Tuesday and Wednesday the breast health education continued, with Paula Delpech taking the lead. During these two days, the Lay Community Health Workers began to work with breast models, which allows them to visualize clearly lumps and actually locate these abnormalities. A video was also introduced to facilitate training. Palpitation, the word used to describe the physical inspection of the breasts, was prominent at this juncture.
Discussions were held on the symptoms of breast cancer, barriers to screening, and adopting a healthy lifestyle.
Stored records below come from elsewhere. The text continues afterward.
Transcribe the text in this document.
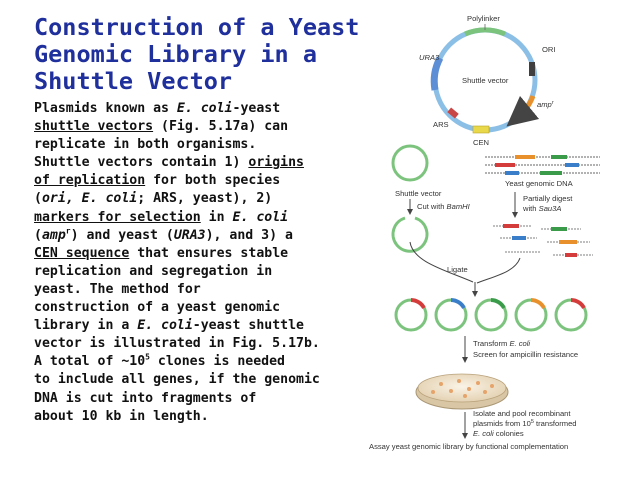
Construction of a Yeast
Genomic Library in a
Shuttle Vector
Plasmids known as E. coli-yeast
shuttle vectors (Fig. 5.17a) can
replicate in both organisms.
Shuttle vectors contain 1) origins
of replication for both species
(ori, E. coli; ARS, yeast), 2)
markers for selection in E. coli
(amp$^r$) and yeast (URA3), and 3) a
CEN sequence that ensures stable
replication and segregation in
yeast. The method for
construction of a yeast genomic
library in a E. coli-yeast shuttle
vector is illustrated in Fig. 5.17b.
A total of $\sim 10^5$ clones is needed
to include all genes, if the genomic
DNA is cut into fragments of
about 10 kb in length.
Polylinker
ORI
URA3
Shuttle vector
amp$^r$
ARS
CEN
Yeast genomic DNA
Shuttle vector
Cut with BamHI
Partially digest
with Sau3A
Ligate
Transform E. coli
Screen for ampicillin resistance
Isolate and pool recombinant
plasmids from $10^5$ transformed
E. coli colonies
Assay yeast genomic library by functional complementation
The symptoms discussed included a lump or thickening in the breast, a change in size, and discharge from the nipple, while the lifestyle factors mentioned relate to smoking, proper diet, and exercise.
This part of the training is definitely the most challenging and sensitive. The health workers, however, seemed focused and intent on learning how to train women to perform breast self-examinations. Toward the end of this segment, the emphasis shifted to documenting the results of exams. For example, they were instructed on how to describe the location, size, and texture of an abnormality. Stress was placed on noticing and documenting any changes in the breasts.
Tomorrow, in the morning, classroom instruction continues. In the afternoon more home visits are scheduled. These visitations are exciting and very productive. After all, the more visible a health worker is in the community, the stronger the bonds that are developed.